For the nearly four million undergraduate students with dependent children—including 2.7 million mothers—earning a college degree can make a life-changing difference in their family’s lifetime economic security. According to an unpublished Institute for Women’s Policy Research analysis of the Beginning Postsecondary Student Longitudinal Study, however, just 37 percent of parenting students earn a degree or certificate within six years—compared with nearly 60 percent of their peers without children.
The importance of a college education for securing living-wage employment has only been sharpened by the economic chaos caused by the COVID-19 pandemic. At the same time, the pandemic has also exacerbated the complex juggling act that student parents normally perform between parenthood, school, and work, making it harder for many to make progress toward graduation.
Unprecedented job losses have made it harder for student parents to meet their families’ basic needs, which were already high to begin with. Child care closures have meant families have limited or no caregiving support to allow them to work or study. Transitions to remote learning for both children and parents have put increased pressure on student parents’ time and technological resources, especially since low income and rural families often rely on their schools for internet and computer access.
For student mothers of color, COVID-19 has presented a new layer of hardship on top of the racial inequity that helps to shape their experiences as women and mothers on college campuses. Black, Native American and Alaska Native, and Native Hawaiian and Pacific Islander women in college are the most likely to be raising children when compared with other female students. These student mothers, who were already disproportionately living with poverty-level incomes before the pandemic, are now also faced with disproportionate health and economic crises within their own families and communities.
Efforts to provide emergency support in light of COVID-19 have been welcome but inadequate. In addition to a range of provisions intended to assist U.S. families, the “Coronavirus Aid, Relief, and Economic Security Act,” or CARES Act, included $6 billion in emergency aid for college students. This aid, which can help students cover housing, food, and child care costs, among other expenses, was an important first step. Confusion around who was eligible for and how to distribute the aid, however, delayed its distribution to the students and families who need it.
Bolder action is required to help student parents ensure their families’ well-being and continue to make progress toward their educational and professional goals. Specifically:
- Student parents, and other students and families with low incomes, need enhanced and ongoing emergency financial, food, and housing assistance.
- Work requirements should be suspended for college students and for families to receive public assistance, including Supplemental Nutrition Assistance Program (SNAP), Child Care Development Fund (CCDF) child care assistance, and Temporary Assistance for Needy Families (TANF).
- To recover and build a stronger care infrastructure for working and student parent families, dramatically increased investment in the child care and early learning system is needed, including in the Child Care Development Fund and the Head Start system, as well as campus-based child care and the Child Care Access Means Parents in School program, which provide invaluable services to student parents and their children.
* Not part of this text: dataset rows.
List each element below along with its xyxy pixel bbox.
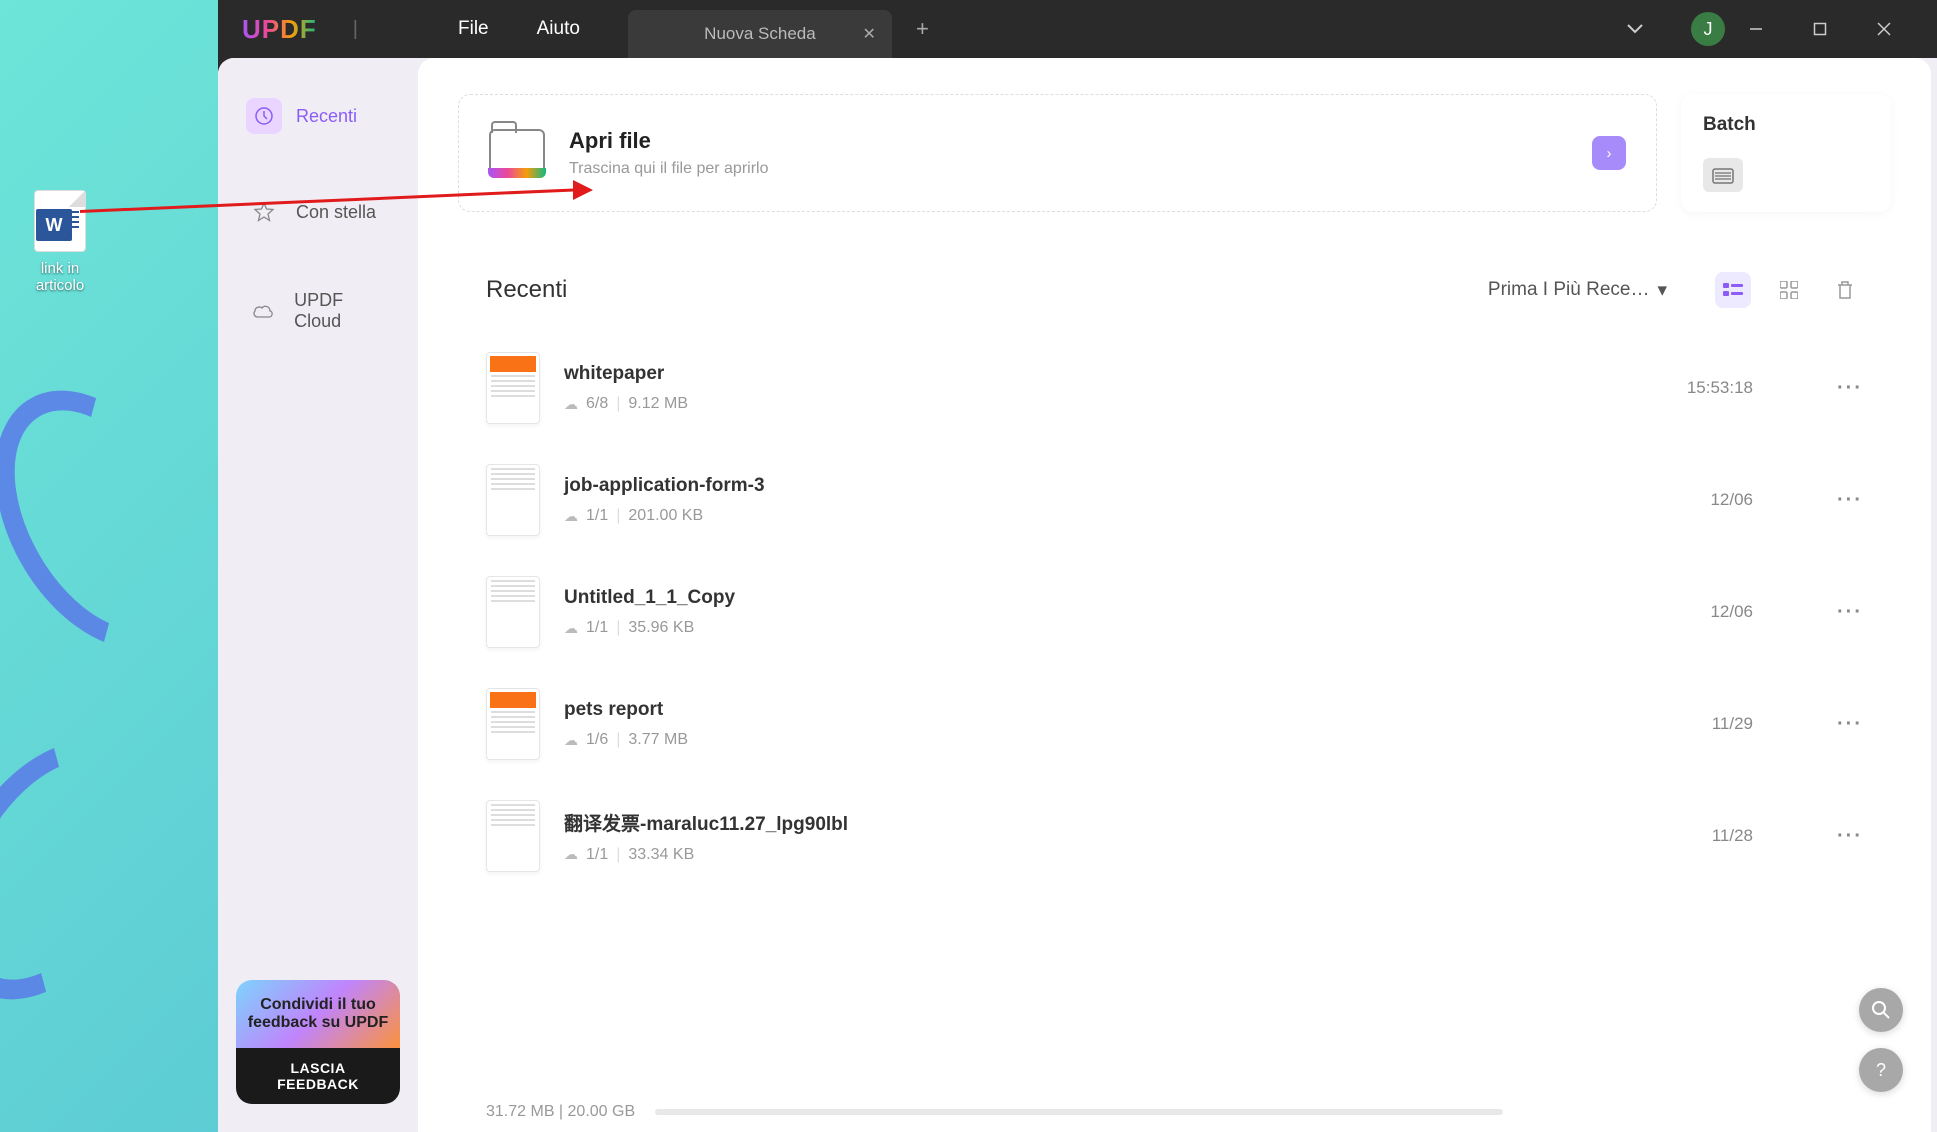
tab-new[interactable]: Nuova Scheda ✕ [628,10,892,58]
feedback-button[interactable]: LASCIA FEEDBACK [236,1048,400,1104]
file-meta: ☁ 1/6 | 3.77 MB [564,731,1688,749]
file-thumbnail [486,800,540,872]
file-size: 9.12 MB [628,395,688,413]
file-thumbnail [486,352,540,424]
sort-label: Prima I Più Rece… [1488,279,1650,301]
close-button[interactable] [1877,22,1917,36]
storage-progress [655,1109,1503,1115]
feedback-promo[interactable]: Condividi il tuo feedback su UPDF LASCIA… [236,980,400,1104]
search-button[interactable] [1859,988,1903,1032]
file-more-button[interactable]: ··· [1837,713,1863,736]
file-meta: ☁ 6/8 | 9.12 MB [564,395,1663,413]
file-pages: 1/6 [586,731,608,749]
title-bar: UPDF | File Aiuto Nuova Scheda ✕ + J [218,0,1937,58]
file-thumbnail [486,688,540,760]
file-pages: 1/1 [586,846,608,864]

- Policy and funding should be devoted to closing technological gaps, through expanded access to affordable or free broadband internet and technological resources necessary for remote learning and working.
- Increased funding for higher education, especially community colleges, open access and public institutions, and Minority Serving Institutions, is essential to make up for significant cuts to state higher education budgets and to stave off the closure of quality institutions.